Taş yumurtanın üstüne 
düşse veyahut yumurta taşın üstüne düşse 
ne farkeder sonun da kırılan hep yumurtalar oluyordu zaten.

Emin olunki tabiat ana kendisine değer verenlere istediğinden çok daha fazlasını veriyor !!!

Üretimimiz üst düzeydeydi. Toprakla haşır neşir olan, yazları tırpanla ot biçen, baharın bizlere merhaba dediği günlerde duvar ve fındık ocağı diplerinden amofta toplayan, 

Eylül de başlayan yağmurlarla birlikte bir elimizde lüküs bir elimizde ağımızla birlikte bıldırcın avına giden nesildik biz.

Tertemiz üstümüzle kendimizi attığımız sokaklardan, üzerimiz kirli pasaklı olarak dönerdik evlerimize, 

Mutluluğumuza gölge düşürmezdi, üstümüzü başımızı kirlettiğimiz için Annemizden yediğimiz dayak bile ;

Okulumuzda el işleri derslerimiz vardı, alçıdan ısıtıcılar ve biblolar yapardık kafamıza göre,

Kızlar yaptıkları dantel, etamin, kanaviçe ve el işleriyle öğretmenlerimizden her defasında taktir alırlardı. Şimdiki kızlar tığ tutmak, düğme dikmek nedir bilmiyorlar.

Çiçekler dikerdik okulumuzun arka bahçesine, sonbahar gelince o büyülü mevsimin her biri farklı sararmış yapraklarını toplardık ağaçların altında.

Kışın yağan karın üstünde ellerimiz soğuktan buz kesmiş bir şekilde ızgara hamsi yapmak için uğraş verdiğimizde soğuk bize işlemezdi bile.
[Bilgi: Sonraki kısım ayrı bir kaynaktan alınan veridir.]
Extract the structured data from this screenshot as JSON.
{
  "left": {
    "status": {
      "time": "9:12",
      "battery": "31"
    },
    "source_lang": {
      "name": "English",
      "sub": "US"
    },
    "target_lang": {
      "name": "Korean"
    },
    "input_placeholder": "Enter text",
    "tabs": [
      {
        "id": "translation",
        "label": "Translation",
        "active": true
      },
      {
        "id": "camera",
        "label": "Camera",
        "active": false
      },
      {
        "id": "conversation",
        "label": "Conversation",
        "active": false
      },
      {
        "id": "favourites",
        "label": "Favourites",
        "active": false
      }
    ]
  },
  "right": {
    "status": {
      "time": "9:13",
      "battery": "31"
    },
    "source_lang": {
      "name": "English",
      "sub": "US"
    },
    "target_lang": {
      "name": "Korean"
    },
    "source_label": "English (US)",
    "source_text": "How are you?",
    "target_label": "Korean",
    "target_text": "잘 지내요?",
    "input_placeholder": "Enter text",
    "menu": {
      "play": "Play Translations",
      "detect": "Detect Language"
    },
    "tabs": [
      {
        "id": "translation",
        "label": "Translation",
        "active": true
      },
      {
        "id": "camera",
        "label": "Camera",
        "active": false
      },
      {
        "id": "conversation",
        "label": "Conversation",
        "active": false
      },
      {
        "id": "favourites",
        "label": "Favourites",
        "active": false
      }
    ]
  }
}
Yetmiş dört yılında ilk paket Tv yayını yapılacağı zaman Trabzon'da herkesin evinde bir telaş, bir telaş ki sorma gitsin.
Beyazcam fırtınası ülkenin her tarafında estiği gibi Trabzon'da da şiddetli esiyordu.

Yurt dışından( Genellikle Almanya'dan) akrabalara sipariş verilen siyah beyaz televizyonlar çoktan gelmiş evimizin baş köşesindeki yerini almıştı zaten.

Televizyonlar gelmişti gelmesine ama en büyük sıkıntımız yayını net alabilmekti. 

(Hep böyle kalsaydıkta teknolojimiz hiç olmasaydı)

Çatılardan oldumu, görüntü netmi, biraz daha sağa çevir, biraz da sola, tamam şimdi oldu seslerini daha dün gibi hatırlarız hepimiz.

Aslında gerçek anlamda sıkıntımız neydi biliyor musunuz ???

Siyah beyaz yılları ve yoklukları gören bizim jenerasyon günümüzdeki teknolojiye ve sosyalleşmeye bir türlü ayak uyduramadık maalesef.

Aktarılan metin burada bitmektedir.